Two suggestions. Try PS7 that has a 2500 pixel brush diameter. Or, courtesy
of Carolyn Frayn, save a copy of your file and reduce the resolution of the
copy by a very large amount keeping the size the same. Create your mask in
the low res copy with 0 feathering. Save the selection as an alpha channel
and deselect. Use Gaussian blur on the channel mask. Then res the copy back
up to the original resolution and copy the alpha mask to the original file.
This will give you a gradient spread over a much larger area of the image.
How smooth for your purposes I am not sure but worth a try. (Did I get that
right Carolyn?)

Martin Wesley

Re: [Digital BW] Burning Skies (feathering)
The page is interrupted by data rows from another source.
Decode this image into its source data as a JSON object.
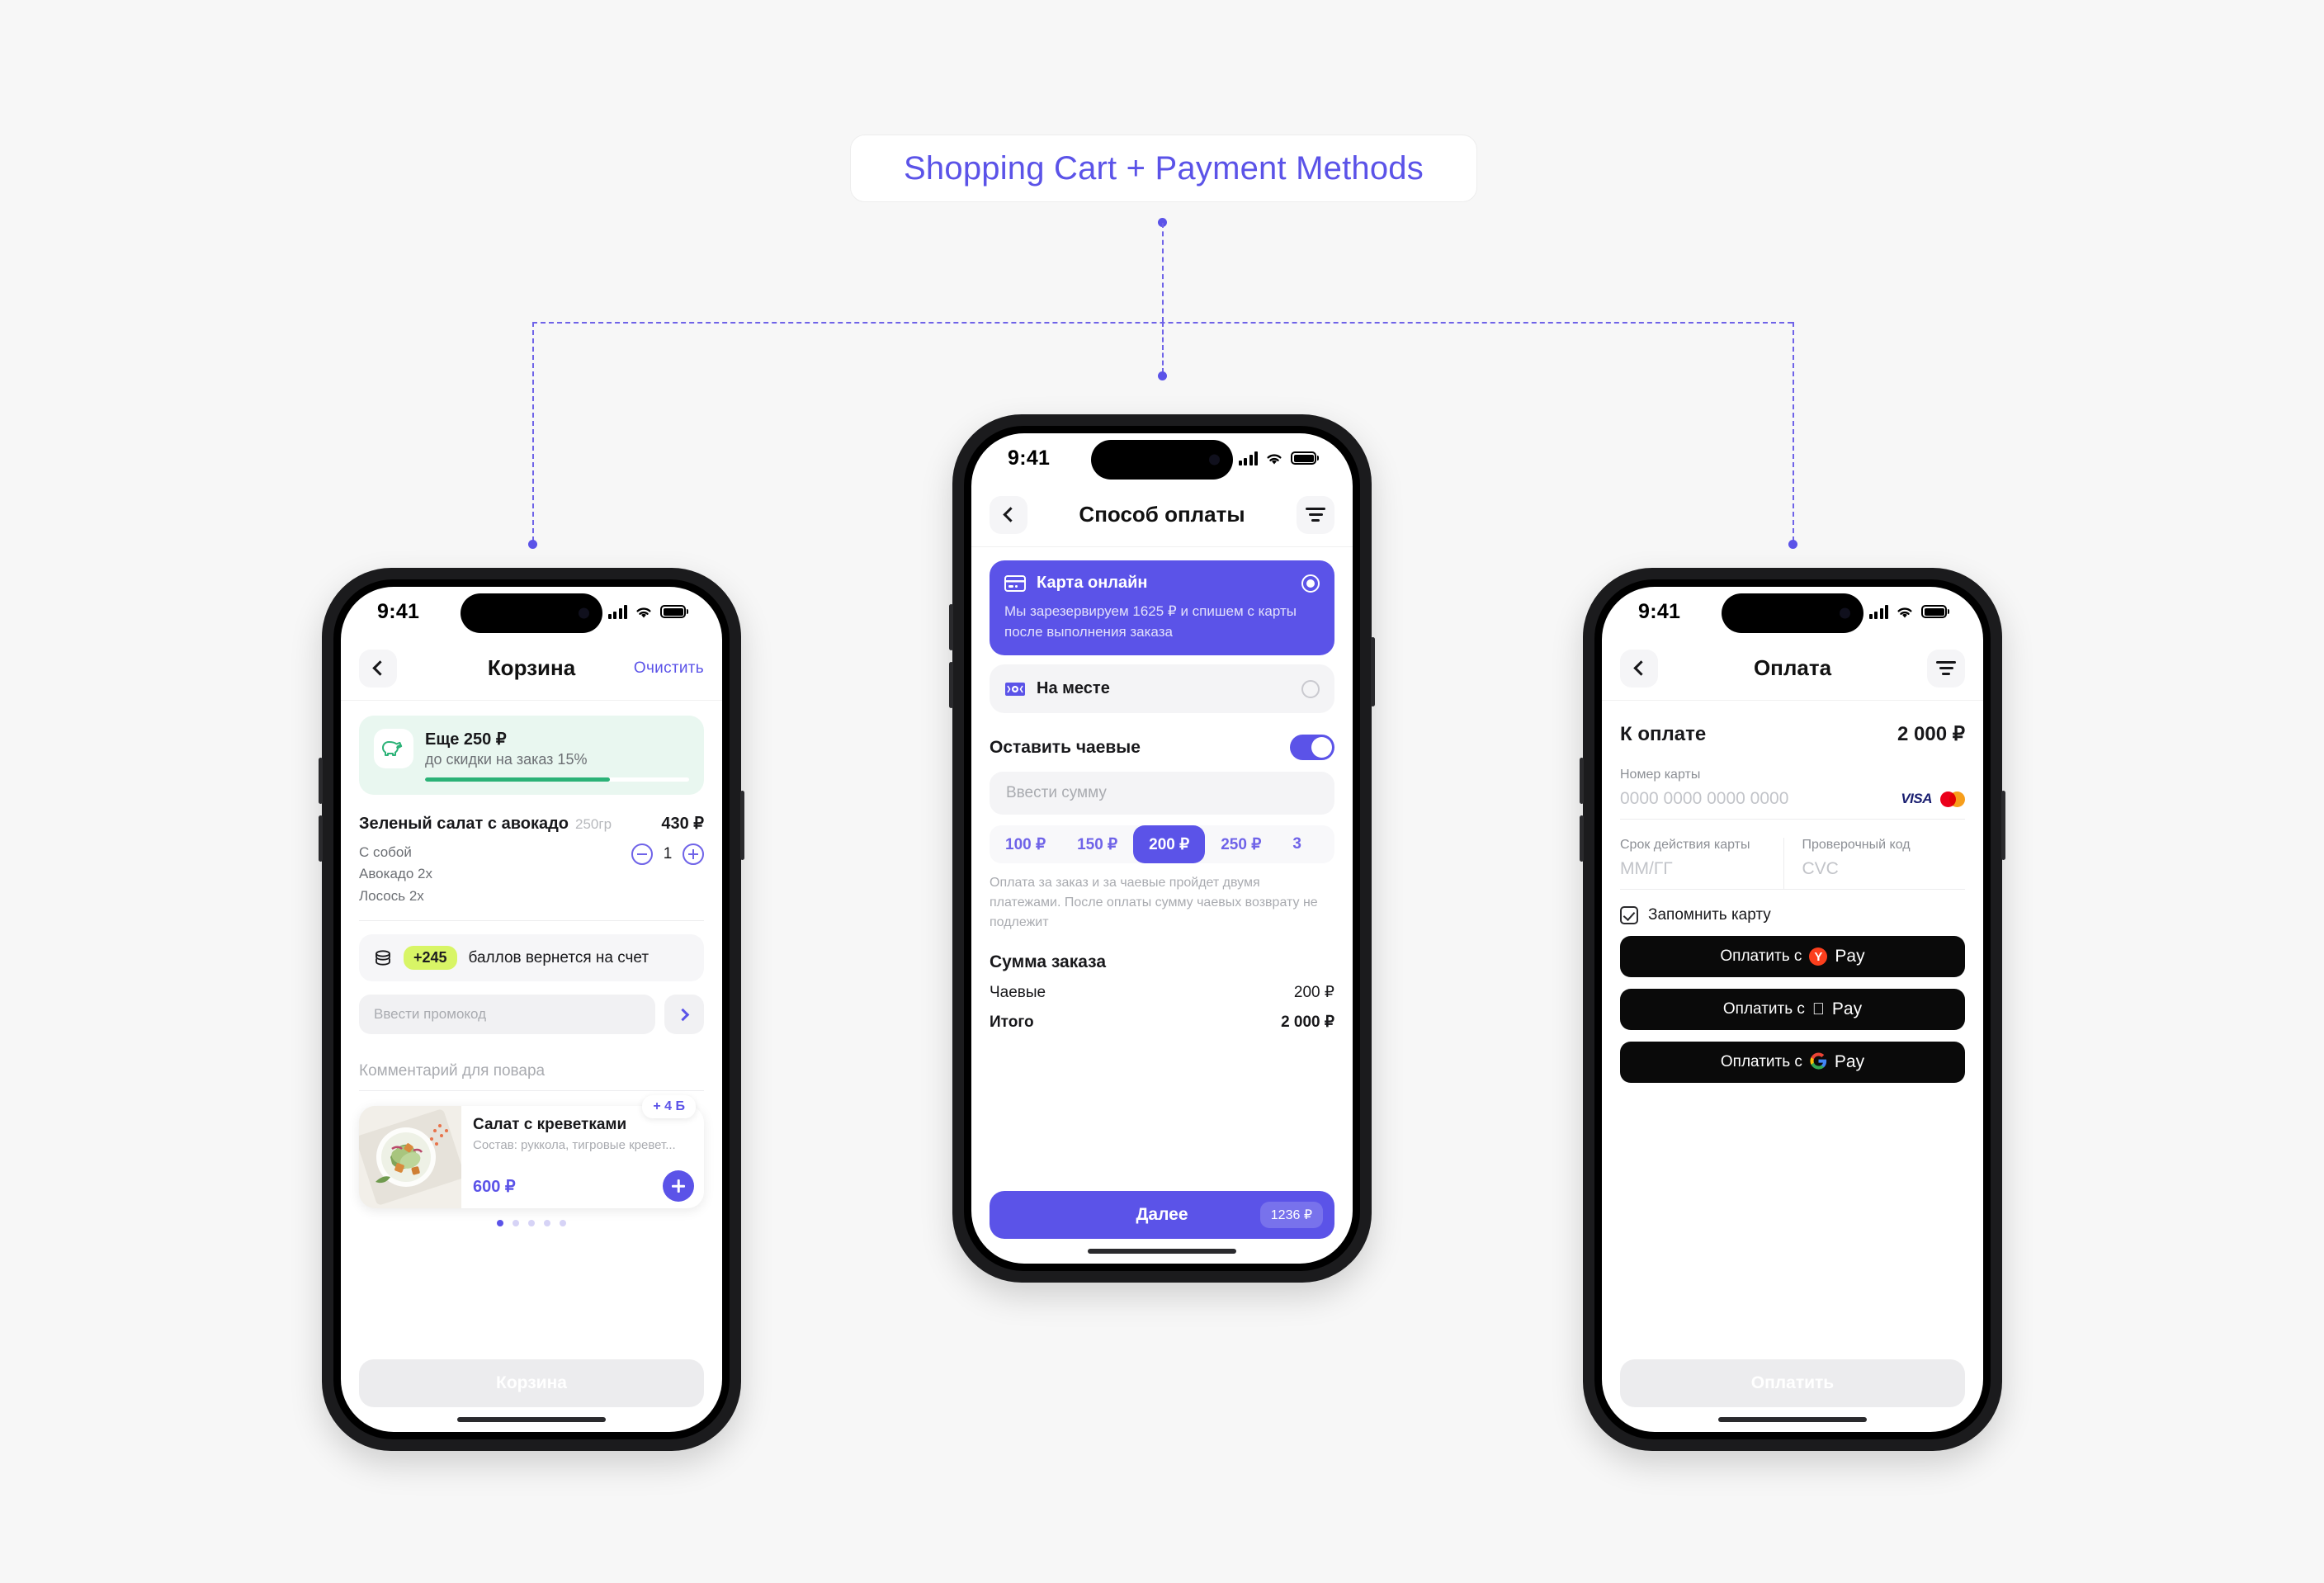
{
  "flow": {
    "title": "Shopping Cart + Payment Methods"
  },
  "statusbar": {
    "time": "9:41",
    "signal_icon": "cellular-bars-icon",
    "wifi_icon": "wifi-icon",
    "battery_icon": "battery-icon"
  },
  "cart_screen": {
    "nav": {
      "back_icon": "chevron-left-icon",
      "title": "Корзина",
      "action": "Очистить"
    },
    "promo_banner": {
      "icon": "piggy-bank-icon",
      "title": "Еще 250 ₽",
      "subtitle": "до скидки на заказ 15%",
      "progress_percent": 70
    },
    "items": [
      {
        "name": "Зеленый салат с авокадо",
        "weight": "250гр",
        "price": "430 ₽",
        "options": [
          "С собой",
          "Авокадо 2x",
          "Лосось 2x"
        ],
        "quantity": "1",
        "minus_icon": "minus-circle-icon",
        "plus_icon": "plus-circle-icon"
      }
    ],
    "points": {
      "icon": "coins-icon",
      "badge": "+245",
      "text": "баллов вернется на счет"
    },
    "promo_code": {
      "placeholder": "Ввести промокод",
      "value": "",
      "submit_icon": "chevron-right-icon"
    },
    "comment": {
      "placeholder": "Комментарий для повара",
      "value": ""
    },
    "suggestion": {
      "badge": "+ 4 Б",
      "image_icon": "salad-photo",
      "title": "Салат с креветками",
      "description": "Состав: руккола, тигровые кревет...",
      "price": "600 ₽",
      "add_icon": "plus-icon"
    },
    "carousel_dots": 5,
    "carousel_active": 0,
    "footer_button": "Корзина"
  },
  "payment_method_screen": {
    "nav": {
      "back_icon": "chevron-left-icon",
      "title": "Способ оплаты",
      "filter_icon": "filter-icon"
    },
    "methods": [
      {
        "icon": "credit-card-icon",
        "label": "Карта онлайн",
        "note": "Мы зарезервируем 1625 ₽ и спишем с карты после выполнения заказа",
        "selected": true
      },
      {
        "icon": "banknote-icon",
        "label": "На месте",
        "note": "",
        "selected": false
      }
    ],
    "tips": {
      "title": "Оставить чаевые",
      "enabled": true,
      "input_placeholder": "Ввести сумму",
      "input_value": "",
      "amounts": [
        "100 ₽",
        "150 ₽",
        "200 ₽",
        "250 ₽",
        "3"
      ],
      "selected_amount": "200 ₽",
      "note": "Оплата за заказ и за чаевые пройдет двумя платежами. После оплаты сумму чаевых возврату не подлежит"
    },
    "summary": {
      "title": "Сумма заказа",
      "rows": [
        {
          "label": "Чаевые",
          "value": "200 ₽",
          "total": false
        },
        {
          "label": "Итого",
          "value": "2 000 ₽",
          "total": true
        }
      ]
    },
    "footer_button": {
      "label": "Далее",
      "amount": "1236 ₽"
    }
  },
  "pay_screen": {
    "nav": {
      "back_icon": "chevron-left-icon",
      "title": "Оплата",
      "filter_icon": "filter-icon"
    },
    "total": {
      "label": "К оплате",
      "value": "2 000 ₽"
    },
    "card_number": {
      "label": "Номер карты",
      "placeholder": "0000 0000 0000 0000",
      "value": "",
      "brands": [
        "VISA",
        "mastercard"
      ]
    },
    "expiry": {
      "label": "Срок действия карты",
      "placeholder": "ММ/ГГ",
      "value": ""
    },
    "cvc": {
      "label": "Проверочный код",
      "placeholder": "CVC",
      "value": ""
    },
    "remember": {
      "label": "Запомнить карту",
      "checked": true
    },
    "wallets": [
      {
        "prefix": "Оплатить с",
        "icon": "yandex-pay-icon",
        "word": "Pay"
      },
      {
        "prefix": "Оплатить с",
        "icon": "apple-pay-icon",
        "word": "Pay"
      },
      {
        "prefix": "Оплатить с",
        "icon": "google-pay-icon",
        "word": "Pay"
      }
    ],
    "footer_button": "Оплатить"
  },
  "colors": {
    "accent": "#5b53e8",
    "background": "#f7f7f7",
    "green": "#2bb277",
    "lime": "#d8f566",
    "dark": "#0a0a0a"
  }
}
2002-09-09 by Carolyn Frayn

Rick wrote:
>> This works fine most of the time but whenever I have open,
>> evenly illuminated areas, i.e. blank sky, calm water, I get a slight
>> to horrendous posterization. It's very subtle on the monitor but

Martin wrote:
> This will give you a gradient spread over a much larger area of the image.
> How smooth for your purposes I am not sure but worth a try. (Did I get that
> right Carolyn?)

I don't remember.. <gg>. To make smooth transitions now, I do what you're
suggesting, large - large brushes, they don't give that banding that
feathering/blurring marque selections are known for.  I would have moved to
PS7 for the brush sizes alone.

I usually create a curve adjustment layer, don't do any curve moves (it is
simply acting as a dup image layer), attach a layer mask,  choose multiply
blend mode and then with one large or various sized brushes (or wacomb pen
with variable pressures) paint the the mask to effect the areas of the image
you'd like. This gives me the smoothest transition to date. Then adjust your
opacity to suit your tastes.

Try two ways, keeping the large brush mostly off canvas, using only the edge
for the feather. Switch back to black, and paint inner areas where you want
to erase the effect.. you can achieve a very good smooth mask.

Or, with the layer mask filled with white, select black, and paint with the
largest brush you can inside the image, with a steady hand follow your edges
(or go off the canvas altogether if you're just after the corners), the edge
of the brush creates a good rounded smooth transition at the corners either
way, no banding.

You can also give the curves a tweak in multiply mode for different
strengths and effects.

sorry Rick, not much help here for earlier PS's.